Interestingly, the song, by Frank Loesser, was chosen for the film Neptune’s Daughter after censors felt that his first submission, “(I’d Like to Get You on a) Slow Boat to China,” was too racy. For decades, everyone took the song as just a flirty lark. It wasn’t until the twenty-tens that listeners on social media began to view the male character’s behavior as sexual harassment. In 2018, a number of U.S. and Canadian radio stations banned the song, which wound up causing a backlash. That year, the song shot back into Billboard’s Digital Top 10.
"Last Dance” from Thank God It’s Friday (1978)
The creators of “Last Dance” should thank God that far more people remember their rousing anthem than the junky movie that contained it. The Washington Post summarized Thank God It’s Friday as “90 aimless, alienating minutes” that “don’t sustain a glimmer of human interest.”

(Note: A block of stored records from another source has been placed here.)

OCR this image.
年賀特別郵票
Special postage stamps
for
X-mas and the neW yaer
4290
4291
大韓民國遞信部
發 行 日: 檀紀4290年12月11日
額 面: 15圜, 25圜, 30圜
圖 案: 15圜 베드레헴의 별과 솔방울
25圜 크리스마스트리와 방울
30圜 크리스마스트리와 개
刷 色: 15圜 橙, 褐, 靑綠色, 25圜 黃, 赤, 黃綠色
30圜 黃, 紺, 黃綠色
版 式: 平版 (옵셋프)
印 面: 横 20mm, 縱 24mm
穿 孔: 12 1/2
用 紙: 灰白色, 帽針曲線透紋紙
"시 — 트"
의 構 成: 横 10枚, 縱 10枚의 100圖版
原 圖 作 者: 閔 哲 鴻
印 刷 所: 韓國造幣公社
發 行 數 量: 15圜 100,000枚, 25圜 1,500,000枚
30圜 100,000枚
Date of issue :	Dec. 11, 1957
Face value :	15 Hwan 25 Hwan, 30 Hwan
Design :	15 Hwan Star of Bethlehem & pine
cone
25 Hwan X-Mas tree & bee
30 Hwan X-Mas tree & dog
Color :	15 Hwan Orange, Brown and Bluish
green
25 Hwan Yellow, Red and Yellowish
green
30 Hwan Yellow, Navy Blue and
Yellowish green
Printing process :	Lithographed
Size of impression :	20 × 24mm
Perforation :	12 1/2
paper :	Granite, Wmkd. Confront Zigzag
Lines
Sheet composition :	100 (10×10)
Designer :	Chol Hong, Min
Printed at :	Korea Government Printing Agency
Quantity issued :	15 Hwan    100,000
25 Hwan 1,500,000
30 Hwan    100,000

That was one of the nicer notices for a film whose creators hoped would be their answer to Saturday Night Fever. Remarkably, “Last Dance” became the first disco-identified track to win an Oscar, a distinction you might have thought would’ve gone to The Bee Gees’ classic Fever soundtrack. The man who penned “Last Dance,” Paul Jabara, also co-wrote “Enough is Enough,” which featured a thrilling sing-off between Barbra Streisand and Donna Summer, the vocalist on “Last Dance.” The song suffered another ill-fated placement in 2010 when the fast-food chain Wendy’s included it on a CD that came with their kiddie meals. Outraged parents objected to the supposed use of word “horny” in the song, a lyric that doesn’t officially appear and Summer claimed never to have sung, forcing the chain to pull the release.
“Falling Slowly” from Once (2008)
The song that won the 2008 Oscar was nearly disqualified from the competition entirely. Academy rules stipulate that eligible nominees must have been written specifically for the film in consideration. But “Falling Slowly” had already appeared three times before its placement in the movie Once. In 2006, it was included on a joint album by its composers, Glen Hansard and Marketa Irglova, as well as on a release by Hansard’s main band, The Frames. It also served as the main theme for another movie, Beauty in Trouble.
Luckily for the songwriters, Oscar’s overlords ruled that because the song was originally conceived to fit the plot of Once, and because relatively few people heard the earlier releases, it could be considered. The song further stood out from most Oscar nominees by its spare arrangement and intimate performances, giving it an underdog quality voters couldn’t resist.